Analysis will use the PsyCourse samples (patients and controls) genotyped applying the GSA. Among the genotypic data, we extract only the mitochondrial-related variants including the mitochondria- and the nuclear-encoded genes. Using these data and also phenotypic data, we will investigate the association of mitochondrial-related genes variants with major psychiatric disorders and different subphenotypes related to psychopathology and cognition in a cross-sectional approach.

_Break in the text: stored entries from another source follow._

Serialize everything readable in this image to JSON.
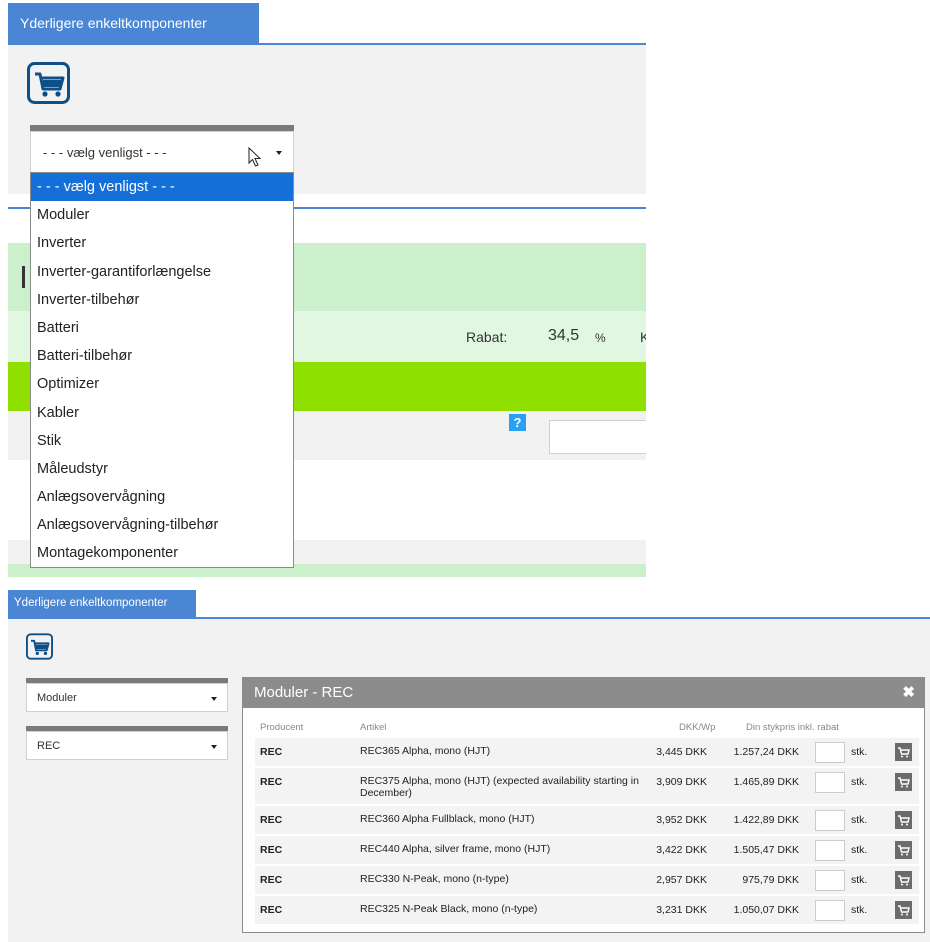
{
  "top": {
    "tab_label": "Yderligere enkeltkomponenter",
    "select_value": "- - - vælg venligst - - -",
    "dropdown_options": [
      "- - - vælg venligst - - -",
      "Moduler",
      "Inverter",
      "Inverter-garantiforlængelse",
      "Inverter-tilbehør",
      "Batteri",
      "Batteri-tilbehør",
      "Optimizer",
      "Kabler",
      "Stik",
      "Måleudstyr",
      "Anlægsovervågning",
      "Anlægsovervågning-tilbehør",
      "Montagekomponenter"
    ],
    "rabat_label": "Rabat:",
    "rabat_value": "34,5",
    "rabat_unit": "%",
    "rabat_next_label_fragment": "K",
    "help_glyph": "?"
  },
  "bottom": {
    "tab_label": "Yderligere enkeltkomponenter",
    "select_category": "Moduler",
    "select_brand": "REC",
    "modal": {
      "title": "Moduler - REC",
      "close_glyph": "✖",
      "headers": {
        "producent": "Producent",
        "artikel": "Artikel",
        "dkk_wp": "DKK/Wp",
        "pris": "Din stykpris inkl. rabat"
      },
      "unit_label": "stk.",
      "rows": [
        {
          "producent": "REC",
          "artikel": "REC365 Alpha, mono (HJT)",
          "dkk_wp": "3,445 DKK",
          "pris": "1.257,24 DKK"
        },
        {
          "producent": "REC",
          "artikel": "REC375 Alpha, mono (HJT) (expected availability starting in December)",
          "dkk_wp": "3,909 DKK",
          "pris": "1.465,89 DKK"
        },
        {
          "producent": "REC",
          "artikel": "REC360 Alpha Fullblack, mono (HJT)",
          "dkk_wp": "3,952 DKK",
          "pris": "1.422,89 DKK"
        },
        {
          "producent": "REC",
          "artikel": "REC440 Alpha, silver frame, mono (HJT)",
          "dkk_wp": "3,422 DKK",
          "pris": "1.505,47 DKK"
        },
        {
          "producent": "REC",
          "artikel": "REC330 N-Peak, mono (n-type)",
          "dkk_wp": "2,957 DKK",
          "pris": "975,79 DKK"
        },
        {
          "producent": "REC",
          "artikel": "REC325 N-Peak Black, mono (n-type)",
          "dkk_wp": "3,231 DKK",
          "pris": "1.050,07 DKK"
        }
      ]
    }
  },
  "colors": {
    "accent_blue": "#4a86d4",
    "selected_blue": "#1470d8",
    "lime": "#8fe000",
    "light_green": "#ccefcc",
    "help_blue": "#2aa0f5"
  },
  "icons": {
    "cart": "shopping-cart-icon",
    "cursor": "mouse-pointer-icon",
    "help": "help-icon",
    "close": "close-icon",
    "caret": "caret-down-icon"
  }
}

These analyses will be adjusted for age, sex, medication, drug use, population stratification (PCA or MDS components), and other relevant covariates in the context of linear/logistic models.

Resources needed

Demographic data:
v1_sex
v1_age

Clinical data:
v1_cur_psy_trm
v1_dur_illness
v1_scid_dsm_dx_cat

Psychopathology data:
v1_panss_sum_pos
v1_panss_sum_neg
v1_panss_sum_gen
v1_ymrs_sum
v1_idsc_sum
v1_bdi2_sum
v1_asrm_sum
v1_idsc_sum
v1_mss_sum

Neurocognition data:
v1_nrpsy_tmt_A_rt
v1_nrpsy_tmt_A_err
v1_nrpsy_tmt_B_rt
v1_nrpsy_tmt_B_err
v1_nrpsy_dgt_sp_frw
v1_nrpsy_dgt_sp_bck
v1_nrpsy_dg_sym
v1_nrpsy_mwtb
Raw data on medication and drug use
210908_v5.0_psycourse_clin_raw_ill_drg_(visit1).RData
210908_v5.0_psycourse_clin_raw_med_(visit1).RData
210908_v5.0_psycourse_con_raw_ill_drg_(visit1).RData
210908_v5.0_psycourse_con_raw_med_(visit1).RData

Genomics data:
Raw genotypes (GSA chip) and imputed data from PsyCourse patients and healthy controls.